No âmbito jurídico, ser advogado na Coreia do Norte exige não apenas competência técnica, mas também lealdade ao partido. Em uma sociedade socialista centrada no partido, que é uma fonte central de muito poder — incluindo o jurídico —, as palavras dessa agremiação (que não funciona nos moldes dos partidos ocidentais) tem bastante relevância na pirâmide normativa norte-coreana, seguidas pelos Dez Princípios para o Estabelecimento de um Sistema Ideológico Monolítico, pelo estatuto do Partido dos Trabalhadores, pela Constituição socialista e, por fim, pelas leis ordinárias.
A lógica do partido único é garantir a unidade de pensamento e ação em torno de uma ideologia que represente, na visão do regime, os interesses do povo como um todo. Em vez de haver um sistema multipartidário que poderia gerar divisões ou conflitos de interesse, o partido único organiza e centraliza os debates, respeitando a ideologia socialista.
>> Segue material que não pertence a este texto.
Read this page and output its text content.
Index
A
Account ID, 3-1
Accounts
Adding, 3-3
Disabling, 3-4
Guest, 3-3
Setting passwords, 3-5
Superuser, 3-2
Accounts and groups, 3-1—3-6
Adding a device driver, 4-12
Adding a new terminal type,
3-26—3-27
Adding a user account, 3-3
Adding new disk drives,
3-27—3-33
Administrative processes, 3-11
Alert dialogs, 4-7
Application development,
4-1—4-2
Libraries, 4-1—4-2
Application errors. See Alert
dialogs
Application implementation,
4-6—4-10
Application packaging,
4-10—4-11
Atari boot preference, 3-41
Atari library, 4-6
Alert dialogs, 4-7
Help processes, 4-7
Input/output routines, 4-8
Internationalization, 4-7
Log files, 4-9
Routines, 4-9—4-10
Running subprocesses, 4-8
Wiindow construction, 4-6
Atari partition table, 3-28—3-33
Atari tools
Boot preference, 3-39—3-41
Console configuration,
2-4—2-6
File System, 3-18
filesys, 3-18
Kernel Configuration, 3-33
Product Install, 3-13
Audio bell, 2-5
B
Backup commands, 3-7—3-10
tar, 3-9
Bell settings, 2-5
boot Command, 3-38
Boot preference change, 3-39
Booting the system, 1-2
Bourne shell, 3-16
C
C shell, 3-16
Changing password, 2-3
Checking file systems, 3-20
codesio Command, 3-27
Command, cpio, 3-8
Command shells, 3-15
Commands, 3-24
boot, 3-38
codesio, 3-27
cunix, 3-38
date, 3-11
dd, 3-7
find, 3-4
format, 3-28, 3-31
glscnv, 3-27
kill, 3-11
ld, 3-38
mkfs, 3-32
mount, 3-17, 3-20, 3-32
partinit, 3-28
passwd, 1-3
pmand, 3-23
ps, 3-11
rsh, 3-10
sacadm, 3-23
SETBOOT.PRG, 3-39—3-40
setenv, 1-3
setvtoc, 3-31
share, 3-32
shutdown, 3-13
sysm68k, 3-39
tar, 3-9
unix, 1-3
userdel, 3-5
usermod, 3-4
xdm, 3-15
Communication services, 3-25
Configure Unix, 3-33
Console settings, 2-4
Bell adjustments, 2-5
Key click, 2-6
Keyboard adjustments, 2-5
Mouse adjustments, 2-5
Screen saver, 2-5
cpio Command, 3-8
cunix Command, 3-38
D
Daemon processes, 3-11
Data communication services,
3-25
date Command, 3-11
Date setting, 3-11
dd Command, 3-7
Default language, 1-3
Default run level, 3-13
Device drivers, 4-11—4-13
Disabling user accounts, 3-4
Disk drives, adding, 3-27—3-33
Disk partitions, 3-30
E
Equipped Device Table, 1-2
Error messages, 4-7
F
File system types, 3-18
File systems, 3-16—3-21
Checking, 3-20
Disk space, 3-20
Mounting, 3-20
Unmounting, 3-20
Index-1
Essa centralização busca evitar o que regimes socialistas consideram como "dispersão burguesa" ou "luta de classes infiltrada", típica de sistemas pluripartidários.
O Estatuto da Advocacia norte-coreano reflete essa realidade. De acordo com o artigo 2º, o advogado tem o dever de apoiar o sistema jurídico estatal, função diretamente subordinada aos interesses partidários. Além disso, os advogados enfrentam uma série de barreiras para entrar na profissão, como a necessidade de cinco anos de experiência jurídica antes de obter a qualificação formal (art. 20). A Ordem dos Advogados, por sua vez, controla desde a distribuição de casos até a definição e pagamento de honorários, podendo decidir que o advogado não receba nada pelo seu trabalho (arts. 25–27).
A advocacia, portanto, é indissociável da lealdade ao partido. Mais do que um profissional do Direito, o advogado norte-coreano é um agente político, cuja sobrevivência na profissão depende de reafirmações constantes de fidelidade ao regime.
Essa realidade lança luz sobre o papel crítico que a advocacia desempenha em qualquer sociedade. Regimes autoritários frequentemente atacam e desmantelam instituições autônomas, como a Ordem dos Advogados, para consolidar o controle estatal. Em democracias jovens ou em transição, o fortalecimento da advocacia e sua independência de interferências governamentais ou partidárias são essenciais para a preservação do Estado de Direito. No contexto de um sistema comunista, o advogado desempenha um papel dual: enquanto deve zelar pelos interesses de seu cliente, também precisa alinhar suas ações às diretrizes estabelecidas pelo partido central, o que reflete a interdependência entre o sistema jurídico e a ideologia predominante.